What’s Cooking: Chocolate chip pumpkin spice bundt cake

BOSTON (WHDH) - 7’s Bri Eggers met celebrity chef Sandra Lee at Sur La Table in Boston, where they baked a chocolate chip pumpkin spice bundt cake.

Lee was in Boston as part of her tour across America with MasterCard, celebrating priceless cities.

Chocolate Chip Pumpkin Spice Bundt Cake
(from Bakednyc.com or surlatable.com)

1 Package Chocolate Chip Pumpkin Spice Bundt Cake mix (40 oz)

3 Large eggs, at room temperature

3/4 cup canola oil.


1. Preheat oven to 325 degrees F. Generously spray a 10 to 12 cup Bundt cake pan with non-stick cooking spray.
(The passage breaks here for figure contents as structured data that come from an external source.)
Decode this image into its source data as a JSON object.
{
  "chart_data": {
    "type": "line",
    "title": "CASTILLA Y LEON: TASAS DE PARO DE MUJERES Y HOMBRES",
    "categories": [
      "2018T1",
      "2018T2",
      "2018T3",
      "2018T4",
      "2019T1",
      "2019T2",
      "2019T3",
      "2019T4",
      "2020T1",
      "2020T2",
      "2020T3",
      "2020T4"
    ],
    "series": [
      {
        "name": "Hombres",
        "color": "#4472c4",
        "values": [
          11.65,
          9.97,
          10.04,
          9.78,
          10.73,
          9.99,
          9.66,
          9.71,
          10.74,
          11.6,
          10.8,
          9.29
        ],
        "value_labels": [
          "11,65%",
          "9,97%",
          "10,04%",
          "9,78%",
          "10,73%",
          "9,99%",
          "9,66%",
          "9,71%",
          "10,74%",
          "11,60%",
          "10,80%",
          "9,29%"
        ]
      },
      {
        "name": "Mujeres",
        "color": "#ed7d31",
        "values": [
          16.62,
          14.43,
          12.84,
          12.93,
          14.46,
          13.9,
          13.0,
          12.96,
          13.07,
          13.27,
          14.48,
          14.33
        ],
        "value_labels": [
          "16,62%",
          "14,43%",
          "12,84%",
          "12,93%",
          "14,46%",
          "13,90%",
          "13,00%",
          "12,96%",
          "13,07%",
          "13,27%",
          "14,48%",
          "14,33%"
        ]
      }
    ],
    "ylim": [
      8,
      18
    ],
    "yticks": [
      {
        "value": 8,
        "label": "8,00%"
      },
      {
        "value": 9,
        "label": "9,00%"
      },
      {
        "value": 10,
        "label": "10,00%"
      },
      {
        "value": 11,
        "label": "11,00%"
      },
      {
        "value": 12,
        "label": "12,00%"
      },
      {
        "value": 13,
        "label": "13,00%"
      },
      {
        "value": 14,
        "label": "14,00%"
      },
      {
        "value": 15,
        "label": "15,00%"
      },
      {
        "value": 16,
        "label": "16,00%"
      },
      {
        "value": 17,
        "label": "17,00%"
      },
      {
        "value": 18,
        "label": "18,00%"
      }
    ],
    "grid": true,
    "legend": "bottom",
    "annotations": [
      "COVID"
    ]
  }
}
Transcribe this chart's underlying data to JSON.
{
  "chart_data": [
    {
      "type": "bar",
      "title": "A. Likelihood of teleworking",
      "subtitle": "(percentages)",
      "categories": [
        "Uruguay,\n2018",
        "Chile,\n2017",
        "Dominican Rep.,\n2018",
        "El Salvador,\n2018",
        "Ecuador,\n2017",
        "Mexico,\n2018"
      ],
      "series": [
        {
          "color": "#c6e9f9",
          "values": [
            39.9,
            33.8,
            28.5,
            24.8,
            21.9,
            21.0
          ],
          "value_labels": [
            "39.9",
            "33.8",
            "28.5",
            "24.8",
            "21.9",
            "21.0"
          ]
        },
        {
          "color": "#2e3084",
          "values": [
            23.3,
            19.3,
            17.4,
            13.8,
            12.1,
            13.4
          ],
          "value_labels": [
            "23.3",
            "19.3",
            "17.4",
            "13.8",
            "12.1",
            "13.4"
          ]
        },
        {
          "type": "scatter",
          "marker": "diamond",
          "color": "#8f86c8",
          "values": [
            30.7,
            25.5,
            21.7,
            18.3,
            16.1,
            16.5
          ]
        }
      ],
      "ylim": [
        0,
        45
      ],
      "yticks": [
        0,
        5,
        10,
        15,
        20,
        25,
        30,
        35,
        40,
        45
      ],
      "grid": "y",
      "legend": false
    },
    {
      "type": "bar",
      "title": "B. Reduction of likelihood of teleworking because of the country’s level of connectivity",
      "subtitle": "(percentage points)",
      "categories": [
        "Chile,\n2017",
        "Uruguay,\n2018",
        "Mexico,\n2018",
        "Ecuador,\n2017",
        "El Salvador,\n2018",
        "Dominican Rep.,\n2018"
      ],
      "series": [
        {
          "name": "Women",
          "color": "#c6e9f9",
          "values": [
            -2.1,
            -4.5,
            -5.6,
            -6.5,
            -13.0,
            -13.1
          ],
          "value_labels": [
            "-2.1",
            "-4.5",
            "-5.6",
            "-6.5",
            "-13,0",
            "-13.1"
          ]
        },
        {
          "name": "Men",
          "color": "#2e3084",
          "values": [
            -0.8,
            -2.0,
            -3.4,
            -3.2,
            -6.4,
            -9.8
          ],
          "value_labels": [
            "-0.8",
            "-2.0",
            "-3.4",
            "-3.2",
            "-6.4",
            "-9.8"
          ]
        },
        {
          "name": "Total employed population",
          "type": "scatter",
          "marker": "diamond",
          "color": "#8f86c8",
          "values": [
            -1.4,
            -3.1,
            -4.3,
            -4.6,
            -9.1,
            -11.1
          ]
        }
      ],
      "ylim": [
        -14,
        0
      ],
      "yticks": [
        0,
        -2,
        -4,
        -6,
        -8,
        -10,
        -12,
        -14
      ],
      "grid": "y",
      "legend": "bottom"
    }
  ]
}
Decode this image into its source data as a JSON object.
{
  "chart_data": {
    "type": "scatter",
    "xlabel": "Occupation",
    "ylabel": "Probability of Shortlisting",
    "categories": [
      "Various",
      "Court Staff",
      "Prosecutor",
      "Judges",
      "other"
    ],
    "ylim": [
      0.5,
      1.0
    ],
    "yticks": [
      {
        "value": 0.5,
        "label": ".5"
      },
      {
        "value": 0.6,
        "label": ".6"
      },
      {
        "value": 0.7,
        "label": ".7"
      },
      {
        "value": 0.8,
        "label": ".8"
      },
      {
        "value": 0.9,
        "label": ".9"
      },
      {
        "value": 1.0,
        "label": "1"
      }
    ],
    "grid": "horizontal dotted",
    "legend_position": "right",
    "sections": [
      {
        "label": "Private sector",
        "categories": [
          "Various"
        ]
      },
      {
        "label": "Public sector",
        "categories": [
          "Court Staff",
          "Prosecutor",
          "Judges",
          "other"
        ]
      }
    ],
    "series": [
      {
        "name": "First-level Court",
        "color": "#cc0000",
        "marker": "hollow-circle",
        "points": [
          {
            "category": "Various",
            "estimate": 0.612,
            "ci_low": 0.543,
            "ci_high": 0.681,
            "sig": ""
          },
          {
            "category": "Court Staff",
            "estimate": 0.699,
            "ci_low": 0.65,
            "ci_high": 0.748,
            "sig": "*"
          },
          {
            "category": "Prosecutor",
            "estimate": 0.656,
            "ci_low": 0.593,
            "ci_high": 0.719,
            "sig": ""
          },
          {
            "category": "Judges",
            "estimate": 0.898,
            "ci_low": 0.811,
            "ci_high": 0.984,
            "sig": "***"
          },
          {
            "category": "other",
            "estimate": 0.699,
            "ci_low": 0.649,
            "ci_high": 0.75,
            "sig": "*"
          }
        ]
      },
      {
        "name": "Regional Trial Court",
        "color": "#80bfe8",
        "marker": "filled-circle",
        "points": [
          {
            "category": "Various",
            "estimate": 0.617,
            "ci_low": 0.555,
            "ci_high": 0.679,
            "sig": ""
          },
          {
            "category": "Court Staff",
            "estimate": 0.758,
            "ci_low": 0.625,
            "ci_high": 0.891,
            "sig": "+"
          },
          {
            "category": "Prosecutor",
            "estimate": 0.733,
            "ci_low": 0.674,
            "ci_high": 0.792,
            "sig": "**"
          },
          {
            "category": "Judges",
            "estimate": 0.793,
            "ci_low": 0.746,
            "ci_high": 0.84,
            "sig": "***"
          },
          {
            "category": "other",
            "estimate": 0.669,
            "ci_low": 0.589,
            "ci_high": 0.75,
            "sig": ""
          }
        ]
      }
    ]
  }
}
Be sure to spray all the nooks and crannies

2. In a large bowl, whisk together the eggs and oil with 1/3 cups of room temperature water until well-blended

3. Sprinkle the cake mix over the mixture and use a rubber spatula to fold the batter together until just combined. Make sure there are no pockets of dry mix, but do not overmix.

4. Pour the batter into the prepared pan and smooth it out. Bake 70-80 minutes, rotating the pan halfway through. Cake is done when a toothpick inserted into the center comes out clean.

5. Transfer the pan to a wire rack and let cool for 20-25 minutes. Gently loosen the sides of the somewhat cooled cake from the pan and turn it out onto the cooling rack. If desired, dust with powdered sugar. Let cool completely and serve.